Esce "Apres Midi - Ormeggiando" il disco di piano solo dell'ex tastierista de Le Orme. I più grandi successi de Le Orme reinterpretati al pianoforte, la supervisione di Giampiero Reverberi, la copertina di Walter Mac Mazzieri. La sua è musica evocativa che è "ormeggiata" ad una stagione, ad un suono e ad un luogo (Venezia) ma reinterpretandoli, dandogli nuovi significati. Il suo miglior disco della carriera solista. La recensione

TONY PAGLIUCA
APRES MIDI Ormeggiando

(FamilyArti 2010)

La recensione

Non era facile la trasposizione in chiave di piano solo, di alcuni dei più grandi successi de Le Orme. Tony Pagliuca, tastierista storico del gruppo ed autore delle musiche, ci ha lavorato per tre anni con la supervisione di Giampiero Reverberi (personaggio fondamentale nella storia de Le Orme), realizzando il suo nuovo album solista “Apres Midi - Ormeggiando” (distribuzione Audioglobe).
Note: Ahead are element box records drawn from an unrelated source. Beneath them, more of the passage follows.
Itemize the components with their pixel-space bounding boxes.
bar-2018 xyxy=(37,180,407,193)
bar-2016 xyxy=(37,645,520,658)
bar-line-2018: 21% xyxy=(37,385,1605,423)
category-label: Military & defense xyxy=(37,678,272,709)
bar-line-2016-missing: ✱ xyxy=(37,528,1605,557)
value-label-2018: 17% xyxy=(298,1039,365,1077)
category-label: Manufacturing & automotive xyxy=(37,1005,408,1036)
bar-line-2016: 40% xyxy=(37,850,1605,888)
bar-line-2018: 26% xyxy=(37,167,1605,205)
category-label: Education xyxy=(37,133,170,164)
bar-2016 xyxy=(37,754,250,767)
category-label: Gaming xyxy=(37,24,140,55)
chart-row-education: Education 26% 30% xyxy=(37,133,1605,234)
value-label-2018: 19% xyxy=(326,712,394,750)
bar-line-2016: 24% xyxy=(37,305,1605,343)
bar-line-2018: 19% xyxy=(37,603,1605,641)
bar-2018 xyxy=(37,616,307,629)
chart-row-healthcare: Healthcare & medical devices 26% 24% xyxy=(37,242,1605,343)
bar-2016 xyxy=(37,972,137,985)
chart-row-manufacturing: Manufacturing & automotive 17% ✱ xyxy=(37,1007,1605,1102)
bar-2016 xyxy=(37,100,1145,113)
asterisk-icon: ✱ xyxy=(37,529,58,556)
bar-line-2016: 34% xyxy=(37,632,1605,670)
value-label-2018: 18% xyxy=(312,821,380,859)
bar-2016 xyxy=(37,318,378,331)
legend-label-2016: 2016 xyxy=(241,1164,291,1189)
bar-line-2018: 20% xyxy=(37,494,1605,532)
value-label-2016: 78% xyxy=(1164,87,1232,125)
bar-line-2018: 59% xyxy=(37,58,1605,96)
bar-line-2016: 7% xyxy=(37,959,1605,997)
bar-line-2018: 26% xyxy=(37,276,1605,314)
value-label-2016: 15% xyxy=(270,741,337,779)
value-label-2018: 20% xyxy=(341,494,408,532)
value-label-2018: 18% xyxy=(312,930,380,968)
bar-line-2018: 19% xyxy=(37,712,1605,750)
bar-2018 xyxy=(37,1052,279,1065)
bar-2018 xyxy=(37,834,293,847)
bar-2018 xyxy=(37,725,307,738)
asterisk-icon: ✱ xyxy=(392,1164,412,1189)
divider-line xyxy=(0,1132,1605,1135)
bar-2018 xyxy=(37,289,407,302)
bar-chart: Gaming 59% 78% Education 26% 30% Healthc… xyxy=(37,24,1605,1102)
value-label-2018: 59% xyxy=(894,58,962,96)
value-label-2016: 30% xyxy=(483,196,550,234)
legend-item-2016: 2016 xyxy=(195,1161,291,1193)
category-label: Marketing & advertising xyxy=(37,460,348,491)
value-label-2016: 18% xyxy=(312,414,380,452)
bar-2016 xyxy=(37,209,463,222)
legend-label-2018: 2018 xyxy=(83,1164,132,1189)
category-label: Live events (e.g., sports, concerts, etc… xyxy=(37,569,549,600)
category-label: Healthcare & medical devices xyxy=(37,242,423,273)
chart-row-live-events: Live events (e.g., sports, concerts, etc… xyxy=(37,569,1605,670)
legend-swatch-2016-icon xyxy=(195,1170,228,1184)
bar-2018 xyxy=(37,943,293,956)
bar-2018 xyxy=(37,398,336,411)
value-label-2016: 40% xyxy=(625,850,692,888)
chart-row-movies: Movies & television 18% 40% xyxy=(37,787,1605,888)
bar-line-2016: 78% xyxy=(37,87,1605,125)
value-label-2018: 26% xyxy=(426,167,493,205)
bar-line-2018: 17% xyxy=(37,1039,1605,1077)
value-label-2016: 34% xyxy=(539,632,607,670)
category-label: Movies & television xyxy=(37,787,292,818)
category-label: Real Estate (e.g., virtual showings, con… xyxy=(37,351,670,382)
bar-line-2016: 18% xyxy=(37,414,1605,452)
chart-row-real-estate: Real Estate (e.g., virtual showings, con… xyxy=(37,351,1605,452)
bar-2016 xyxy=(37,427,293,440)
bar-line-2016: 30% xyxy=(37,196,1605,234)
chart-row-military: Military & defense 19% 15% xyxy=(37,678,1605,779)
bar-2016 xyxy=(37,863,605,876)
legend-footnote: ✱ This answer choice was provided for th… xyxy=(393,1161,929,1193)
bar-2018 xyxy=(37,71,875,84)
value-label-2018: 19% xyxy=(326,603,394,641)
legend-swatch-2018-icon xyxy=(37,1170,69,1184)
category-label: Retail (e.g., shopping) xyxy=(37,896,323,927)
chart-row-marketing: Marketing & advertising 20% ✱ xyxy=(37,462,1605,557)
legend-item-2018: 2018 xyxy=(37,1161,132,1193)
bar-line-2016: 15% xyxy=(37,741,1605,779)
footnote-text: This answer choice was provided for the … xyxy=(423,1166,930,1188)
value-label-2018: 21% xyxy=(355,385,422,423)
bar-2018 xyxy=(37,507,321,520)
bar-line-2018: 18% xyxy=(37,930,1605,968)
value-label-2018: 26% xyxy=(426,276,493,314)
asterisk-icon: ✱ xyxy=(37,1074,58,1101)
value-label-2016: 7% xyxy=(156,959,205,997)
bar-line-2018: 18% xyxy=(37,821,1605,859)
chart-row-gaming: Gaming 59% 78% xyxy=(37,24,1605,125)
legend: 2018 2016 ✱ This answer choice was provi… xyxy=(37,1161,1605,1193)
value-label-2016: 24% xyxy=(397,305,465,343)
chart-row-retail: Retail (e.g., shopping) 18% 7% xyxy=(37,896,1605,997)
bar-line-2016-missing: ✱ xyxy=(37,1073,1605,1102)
In copertina, ancora una volta un quadro (”Canzoniere notturno” del 1992), di Walter Mac Mazzieri, il compianto pittore di Pavullo che ha firmato forse la copertina più bella dei dischi de Le Orme, “Uomo di pezza”.
Anche questo quadro è di grande suggestione, con la luna dal volto umano condotta in gondola e poco lontano il campanile che si trasforma in una figura anch’essa umana. Un’opera che esprime liricità e romanticismo, e si rivela un omaggio toccante alla città lagunare; sembra fatta apposta per questo disco, che è volutamente “ormeggiato” ad una stagione, ad un suono e ad un luogo (Venezia) ma reinterpretandoli, dandogli nuovi significati.

Il pianista realizza un disco di “musica evocativa”, di “suono narrante”. Il suo miglior disco della carriera solista.
Si ascolti ad esempio “Aliante” che è l’unico brano non registrato in studio ma dal vivo (alla rassegna fiorentina “The piano hour series”) in un concerto in cui l’artista era particolarmente ispirato. L’esecuzione si avvia in modo “roboante”, con suoni che sanno di tempesta, che minacciano il volo dell’aliante che, prima timidamente e poi con maggior sicurezza, si libra, per poi volteggiare libero. La fragilità dell’aliante e le avversità… una metafora della vita raccontata con l’intensità multicolore del piano che accompagna il “volo”.

Altro esempio di suono narrante è “Cemento armato“, canzone “ecologica” della prima ora. La riproposizione al piano rende forte il messaggio contro la cementificazione. Il pianista cerca suoni gravi, che ammoniscono e denunciano.
Ad aprire il compact è “Gioco di bimba“, una canzone cult sulla cui trasposizione al pianoforte l’artista ha continuato a lavorare, facendola diventare davvero un piccolo gioiello.

Potremmo qualificare “Apres midi” un disco di musica classica e rock ma allo stesso tempo anche di “jazz” se per jazz si intende improvvisazione, libera espressività, cambiamento.
Pagliuca non imbriglia il pianoforte ma lo fa cavalcare liberamente sulle onde delle sensazioni. E ascoltandolo si coglie appieno il collegamento con le emozioni, con le pulsioni che nascono dal cuore, dall’ambiente, dalla platea. Per questo il brano più bello è proprio quello live.

“Apres midi”, in francese significa dopopranzo, pomeridiano. A segnalare evidentemente la rilettura dopo il pasto, dopo il successo. “Satolli della musica ormiana, reinventiamola”, sembra dire Tony Pagliuca ai suoi fans.